Перекусив в ближайшем бистро, он вернулся в "гастхауз". Там начал было возиться со своими бумажками, но рухнул в постель и, не раздеваясь, уснул.
Проснулся он от мерзкого звука. На ветке, которую он не видел, в вечерних сумерках сидела ворона, задавая самой себе экзистенциальный вопрос: варррум?!. варррум?!. А кому же еще задавать такого рода вопросы?

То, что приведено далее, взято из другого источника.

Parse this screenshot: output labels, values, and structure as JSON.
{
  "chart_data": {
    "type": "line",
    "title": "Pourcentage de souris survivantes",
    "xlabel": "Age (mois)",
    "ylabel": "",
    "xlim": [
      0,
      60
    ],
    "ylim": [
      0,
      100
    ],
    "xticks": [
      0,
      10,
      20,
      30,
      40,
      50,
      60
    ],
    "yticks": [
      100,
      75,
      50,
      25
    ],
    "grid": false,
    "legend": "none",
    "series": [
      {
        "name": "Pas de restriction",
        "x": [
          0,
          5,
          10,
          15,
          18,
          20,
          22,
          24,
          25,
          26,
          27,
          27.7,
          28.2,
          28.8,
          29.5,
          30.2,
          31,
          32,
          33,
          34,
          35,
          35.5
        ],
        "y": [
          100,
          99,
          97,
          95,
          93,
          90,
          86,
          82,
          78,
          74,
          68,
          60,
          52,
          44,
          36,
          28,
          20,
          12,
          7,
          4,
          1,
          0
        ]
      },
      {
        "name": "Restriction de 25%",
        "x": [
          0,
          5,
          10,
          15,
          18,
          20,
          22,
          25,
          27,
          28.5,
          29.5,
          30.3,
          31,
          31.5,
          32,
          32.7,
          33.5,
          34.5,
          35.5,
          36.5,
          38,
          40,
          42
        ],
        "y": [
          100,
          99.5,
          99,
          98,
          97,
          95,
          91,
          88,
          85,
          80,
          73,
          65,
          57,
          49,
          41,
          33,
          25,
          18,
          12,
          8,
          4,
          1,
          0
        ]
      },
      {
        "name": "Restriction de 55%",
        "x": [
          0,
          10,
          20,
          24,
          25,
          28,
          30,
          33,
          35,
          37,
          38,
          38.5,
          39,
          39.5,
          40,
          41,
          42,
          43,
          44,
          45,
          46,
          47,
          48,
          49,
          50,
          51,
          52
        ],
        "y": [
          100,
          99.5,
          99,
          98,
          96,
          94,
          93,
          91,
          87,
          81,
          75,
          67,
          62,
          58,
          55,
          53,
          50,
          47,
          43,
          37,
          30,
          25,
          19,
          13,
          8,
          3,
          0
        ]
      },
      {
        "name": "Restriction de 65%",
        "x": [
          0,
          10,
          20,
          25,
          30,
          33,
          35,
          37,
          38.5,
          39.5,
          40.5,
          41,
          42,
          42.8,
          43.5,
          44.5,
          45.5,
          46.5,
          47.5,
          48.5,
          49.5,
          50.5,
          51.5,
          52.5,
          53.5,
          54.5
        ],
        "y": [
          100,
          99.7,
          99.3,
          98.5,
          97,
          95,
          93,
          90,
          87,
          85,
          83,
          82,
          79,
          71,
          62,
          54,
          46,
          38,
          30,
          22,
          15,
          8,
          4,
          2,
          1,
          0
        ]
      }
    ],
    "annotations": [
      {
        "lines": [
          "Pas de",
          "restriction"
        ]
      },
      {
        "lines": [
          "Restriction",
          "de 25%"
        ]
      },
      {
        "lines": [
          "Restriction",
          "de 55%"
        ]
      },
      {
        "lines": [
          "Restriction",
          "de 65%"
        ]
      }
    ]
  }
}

Как пишут в книгах, "его лицо было мокрым от слез". Если бы! Во сне он не плакал – ни в этом, ни в каком другом. Он не умел плакать во сне, будто его подсознание, как индеец, никогда не встречавший белолицых, не знало такой привычки. Он иногда плакал наяву, потихоньку, – испорченный условным рефлексом, перенятым от людей европейской цивилизации.
А сердце билось, как бык в стену скотобойни, – бык, получивший удар током, но, видимо, недостаточный, чтобы уже не биться, – бык, по недосмотру оператора оглушенный не полностью. От тоскливого ужаса сводило бедренные мышцы. Ему показали что-то страшное, чего он не помнил в деталях… "Раз это мне уже показали, значит, так не будет, – успокаивал он себя, – значит, я уже прожил такой вариант судьбы – значит, наяву не будет…" И тот, другой, кто успокаивал, знал, что врет, – и знал, что тот, кого успокаивают, знает, что успокаивающий врет.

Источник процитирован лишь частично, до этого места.